Il lavoro agile si fonda su due presupposti: il mancato obbligo di svolgere l’attività nei locali aziendali e la mancanza di orari definiti; ecco perché diventa non necessaria la concessione di un buono pasto. Sia chiaro, l’azienda può comunque riconoscerlo anche perché si tratta di un benefit molto apprezzato da chi lo riceve nonché un aiuto per i ristoranti o i locali che ne consentono l’utilizzo.
Quarantena e smartworking: si può lavorare quando si è in isolamento?

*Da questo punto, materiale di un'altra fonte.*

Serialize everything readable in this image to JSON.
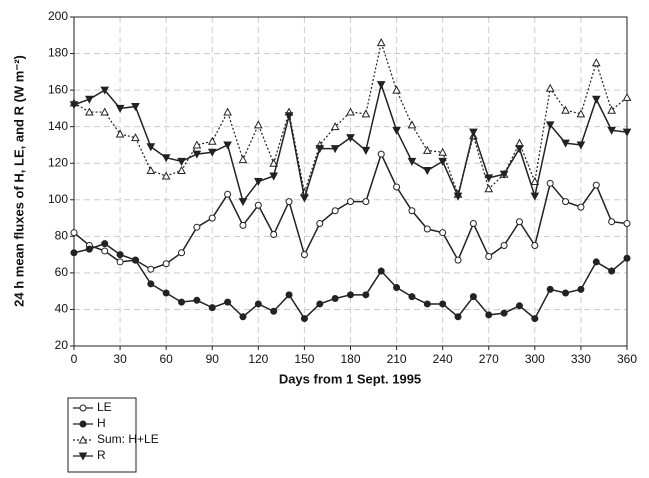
{
  "chart_data": {
    "type": "line",
    "y_label": "24 h mean fluxes of H, LE, and R (W m⁻²)",
    "x_label": "Days from 1 Sept. 1995",
    "x": [
      0,
      10,
      20,
      30,
      40,
      50,
      60,
      70,
      80,
      90,
      100,
      110,
      120,
      130,
      140,
      150,
      160,
      170,
      180,
      190,
      200,
      210,
      220,
      230,
      240,
      250,
      260,
      270,
      280,
      290,
      300,
      310,
      320,
      330,
      340,
      350,
      360
    ],
    "series": [
      {
        "name": "LE",
        "color": "#222222",
        "marker": "circle-open",
        "dashed": false,
        "values": [
          82,
          75,
          72,
          66,
          67,
          62,
          65,
          71,
          85,
          90,
          103,
          86,
          97,
          81,
          99,
          70,
          87,
          94,
          99,
          99,
          125,
          107,
          94,
          84,
          82,
          67,
          87,
          69,
          75,
          88,
          75,
          109,
          99,
          96,
          108,
          88,
          87
        ]
      },
      {
        "name": "H",
        "color": "#222222",
        "marker": "circle",
        "dashed": false,
        "values": [
          71,
          73,
          76,
          70,
          67,
          54,
          49,
          44,
          45,
          41,
          44,
          36,
          43,
          39,
          48,
          35,
          43,
          46,
          48,
          48,
          61,
          52,
          47,
          43,
          43,
          36,
          47,
          37,
          38,
          42,
          35,
          51,
          49,
          51,
          66,
          61,
          68
        ]
      },
      {
        "name": "Sum: H+LE",
        "color": "#222222",
        "marker": "triangle-open",
        "dashed": true,
        "values": [
          153,
          148,
          148,
          136,
          134,
          116,
          113,
          116,
          130,
          132,
          148,
          122,
          141,
          120,
          148,
          104,
          130,
          140,
          148,
          147,
          186,
          160,
          141,
          127,
          126,
          103,
          135,
          106,
          114,
          131,
          110,
          161,
          149,
          147,
          175,
          149,
          156
        ]
      },
      {
        "name": "R",
        "color": "#222222",
        "marker": "triangle-down",
        "dashed": false,
        "values": [
          152,
          155,
          160,
          150,
          151,
          129,
          123,
          121,
          125,
          126,
          130,
          99,
          110,
          113,
          146,
          101,
          128,
          128,
          134,
          127,
          163,
          138,
          121,
          116,
          121,
          102,
          137,
          112,
          114,
          128,
          102,
          141,
          131,
          130,
          155,
          138,
          137
        ]
      }
    ],
    "xlim": [
      0,
      360
    ],
    "xticks": [
      0,
      30,
      60,
      90,
      120,
      150,
      180,
      210,
      240,
      270,
      300,
      330,
      360
    ],
    "ylim": [
      20,
      200
    ],
    "yticks": [
      20,
      40,
      60,
      80,
      100,
      120,
      140,
      160,
      180,
      200
    ],
    "grid": true,
    "legend": "bottom-left"
  }
}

Termini come quarantena e isolamento fino a un po’ di tempo fa pensavamo facessero parte soltanto di un genere catastrofico cinematografico, ma, purtroppo son divenuti terribili realtà.
Così ormai sono entrati nel vocabolario comune, finché abbiamo finito per conviverci più o meno serenamente. Tecnicamente la quarantena è equiparabile allo stato di malattia, con tutto ciò che ne consegue anche in termini economici. In caso di tampone con esito positivo da Covid-19 scatta la permanenza domiciliare obbligatoria con il lavoratore che resterà assente con le consuete modalità previste per malattia.
Nel caso ci sia il nulla osta medico, il lavoratore può svolgere la propria professione in isolamento anche da casa. In questo caso il periodo di quarantena verrebbe regolarmente retribuito.
Le immagini: a uso gratuito da pexels.com.